The other reason for these specific pardons, rather than any others: Blackwater was the mercenary company founded by Erik Prince, a Trump loyalist and the brother of Trump's wealthy secretary of education Betsy DeVos. Immunizing Erik Prince's forays into for-profit paramilitarism is of enormous benefit to Prince's future endeavors and to his own political power; it builds the wealth and clout of the entire DeVos family.
That is how the convicted war criminals came to Donald's attention in the first place, and why it may have been especially delicious for him to pardon these criminals rather than any others. These war criminals were in the employ of Trump's wealthy allies. It is of great interest to Trump to send the message that the wealthy, in particular, have a right to orchestrate violence if it in their interest to do so.
Trump was always a shallow man, and was always a broken one. If we are to believe the accounts of his early rise, he has considered himself above both laws and morality on account of birthright for his entire sentient life. He conducted his financial affairs with contempt for the law and, with rare exception, was never called to account—only to have his political career cause closer examination of what turned out to be decades of tax dodging and fraud. He fancies himself a fascist superman, and in the throes of decompensation after a failed presidency and election his mind and his attentions have only lurched further toward proving it to the world, no matter how outlandish or destructive the results might be.
It will get worse. He will almost certainly pardon his family, a blanket pardon that does not recognize the charges of Russian cooperation but which nonetheless immunizes all involved from that investigation and from every financial crime, real or suspected, any ever engaged in. He will include himself. He may yet issue more pardons directed specifically at the violent far right, pardons aimed at encouraging actual terrorism on his behalf.
Republicans who themselves might benefit from his manipulations will pretend to be shocked or will dodge the implications. The media will report dutifully, but will attempt to find normalizing context so as to not state boldly that Trump is simply what he appears to be: The leader of a particularly dimwitted organized crime ring centered around collecting power, cash and adoration for himself and those willing to pledge loyalty. One who has been given the power to discredit, if not nullify, whatever laws he himself face the most legal danger from, or which stand in the way of his own self-enrichment.
The man is a crook, and nothing else.
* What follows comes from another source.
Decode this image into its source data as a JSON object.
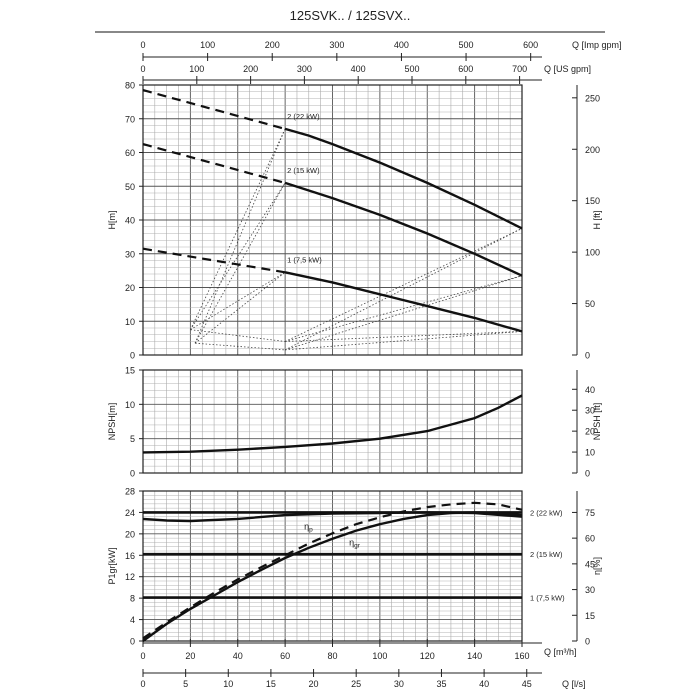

He does not have Nixon's complexity; he does not believe, like a litany of past Republican officials caught in crimes, that bending laws is justified if it is in service to a larger, ideological goal. He is simply a crook, a self-centered husk attempting to fill itself with money and admiration while considering the rest of the world to be, at best, the stage created for him to do so. His crimes are for himself; his alliances exist fleetingly, and only for self-interest.
He is just a crook, and that is all.